The OSS keeps trying to get Juni signed up with the agency again, but he’s got a chip on his shoulder after being “burned” in his last adventure. When he learns that his sister, Carmen, who still works as a secret agent, is stuck inside one of the levels of the biggest video game ever, playing the game to rescue his sister is a call he can’t refuse.

The video game, of course, is a trap designed to ensnare children’s minds, created by the nefarious Toymaker (Sylvester Stallone). Reaching Level 5 is said to reward the player with “untold riches.” But the game is programmed to trap kids who reach Level 5 forever.

When it’s time for Juni to embark into the world of the game, bold screen titles advise, “GLASSES ON.” We experience pogo toads, robot battles, evil Tinkertoys, and surfing in canyons of molten lava in all their 3-D glory.

I missed big sister Carmen (Alexa Vega), who remains trapped out of sight in Level 4 limbo for most of the film. She’s a competent big sister to Juni’s clumsy hero. Many of the other characters that enlivened the first two movies are back for the third, but with only bit parts. New to the franchise is Sylvester Stallone as the Toymaker and the three warring sides of his conscience, a little Greek chorus that quibbles about the right thing to do.

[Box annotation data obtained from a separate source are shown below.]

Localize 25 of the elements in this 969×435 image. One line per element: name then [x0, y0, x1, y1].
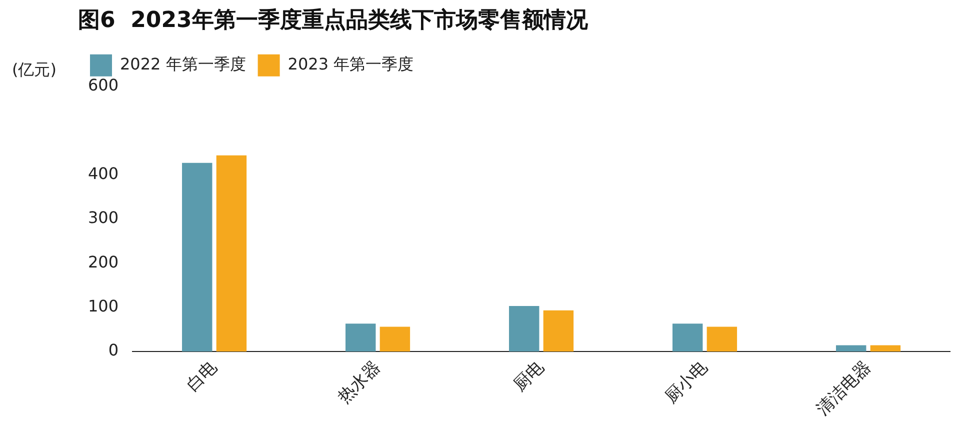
bar	[870, 345, 901, 352]
y-tick-label: 600	[88, 76, 119, 95]
x-tick-label: 厨电	[510, 357, 548, 396]
y-axis-title: (亿元)	[12, 60, 56, 80]
bar	[706, 326, 738, 352]
y-tick-label: 200	[88, 252, 119, 272]
bar	[182, 162, 212, 352]
y-tick-label: 300	[88, 208, 119, 228]
bar	[836, 345, 866, 352]
x-tick-label: 热水器	[334, 357, 384, 408]
x-tick-label: 厨小电	[661, 357, 712, 408]
bar	[216, 155, 247, 352]
x-tick-label: 白电	[182, 357, 221, 396]
legend-label: 2023 年第一季度	[288, 54, 414, 74]
bar	[380, 326, 410, 352]
x-tick-label: 清洁电器	[812, 357, 875, 420]
bar	[543, 310, 574, 352]
y-tick-label: 100	[88, 296, 119, 316]
bar	[672, 324, 703, 352]
bar	[346, 324, 376, 352]
y-tick-label: 400	[88, 164, 119, 183]
legend-label: 2022 年第一季度	[120, 54, 246, 74]
y-tick-label: 0	[108, 340, 119, 360]
bar	[508, 306, 540, 352]
chart-title: 图6 2023年第一季度重点品类线下市场零售额情况	[78, 6, 589, 33]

SK3 delivered just the right amount of heartfelt morals to make me feel good about seeing it with kids. Its reliance on the contrived digital texture left me cold, but may engage you if you love your Nintendo.

DVD Extras

SK3D comes as a two-disc set. One disc contains the 3-D version of the film (just wait for the “GLASSES ON” instruction); the other has the 2-D version.

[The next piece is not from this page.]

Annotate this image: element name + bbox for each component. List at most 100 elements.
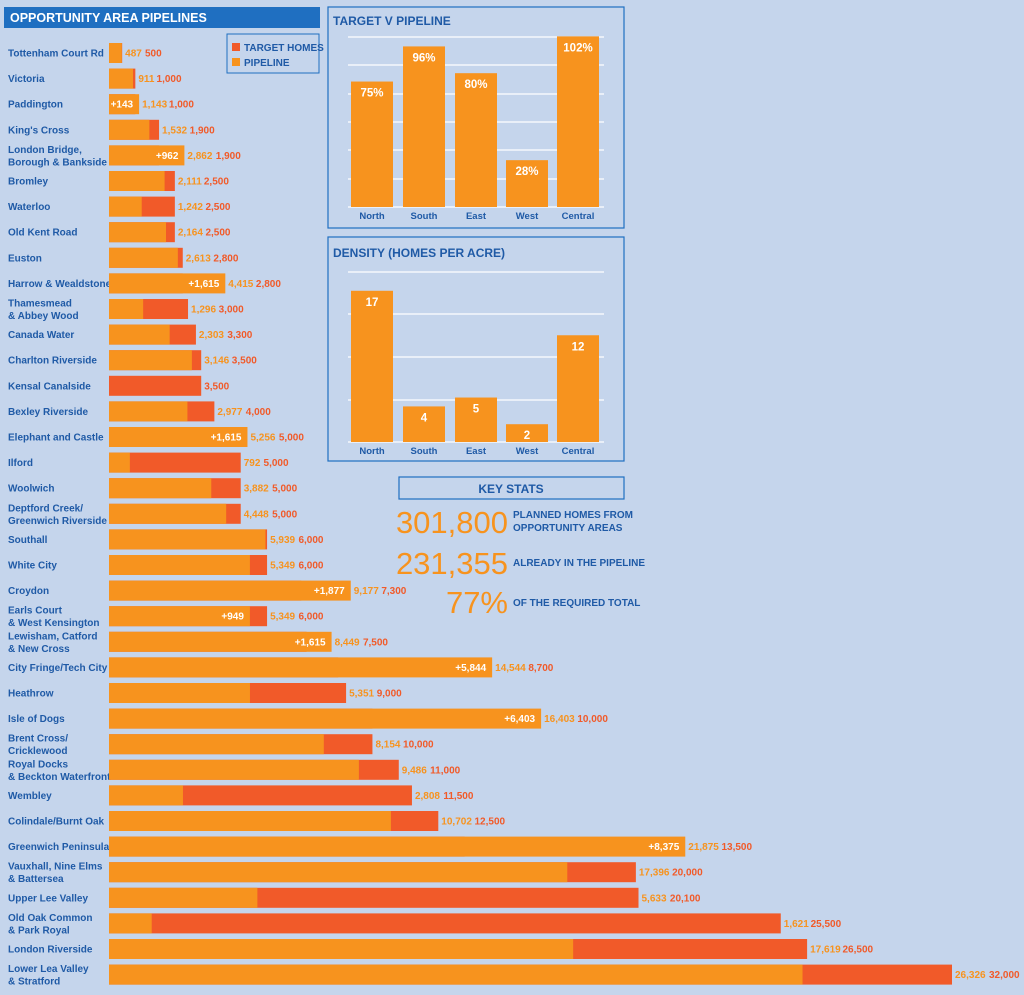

This DVD set is chock-full of excellent special features that include an informative director’s commentary track, Rodriguez’ “Ten Minute Film School” with “How to Make Cool Home Movies,” must-sees for any aspiring digital or animated filmmaker, and “An Adventure Into The 3rd Dimension: Making of Spy Kids 3-D: Game Over.” And I didn’t even know my DVD remote had an “Angle” button until I used it to switch between storyboards, green screen shots, and the final finished sequences in one of the DVD’s extras.

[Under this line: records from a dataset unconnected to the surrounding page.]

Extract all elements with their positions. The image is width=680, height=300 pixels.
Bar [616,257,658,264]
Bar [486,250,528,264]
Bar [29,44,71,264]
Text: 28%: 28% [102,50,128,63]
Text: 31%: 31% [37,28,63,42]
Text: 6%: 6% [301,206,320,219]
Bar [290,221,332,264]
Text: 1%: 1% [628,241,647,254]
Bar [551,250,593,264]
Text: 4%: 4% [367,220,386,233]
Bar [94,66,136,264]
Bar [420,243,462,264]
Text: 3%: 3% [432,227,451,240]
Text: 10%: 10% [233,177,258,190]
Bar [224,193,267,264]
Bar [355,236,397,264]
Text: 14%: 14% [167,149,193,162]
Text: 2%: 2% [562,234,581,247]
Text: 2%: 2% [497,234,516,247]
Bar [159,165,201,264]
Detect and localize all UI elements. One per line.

The acting and 3-D graphics seem more impressive than they were in the theater, after learning in the special features that 90 percent of the film was made in a “green room,” where most of the large cast were not in the same room at the same time. Once again, tight timelines and budgets have forced Rodriguez to create convincing effects (about 1,400 of them, according to his commentary).

Video game-playing kids will love SK 3-D – and will be thrilled by the novelty of the virtual-reality environment of the movie, enhanced by the 3-D goggles. It’s likely that kids are already commandeering their families’ camcorders to make home movies, inspired by the multitalented Rodriguez’ simple tips and his perennial advice to “Have fun and be creative.”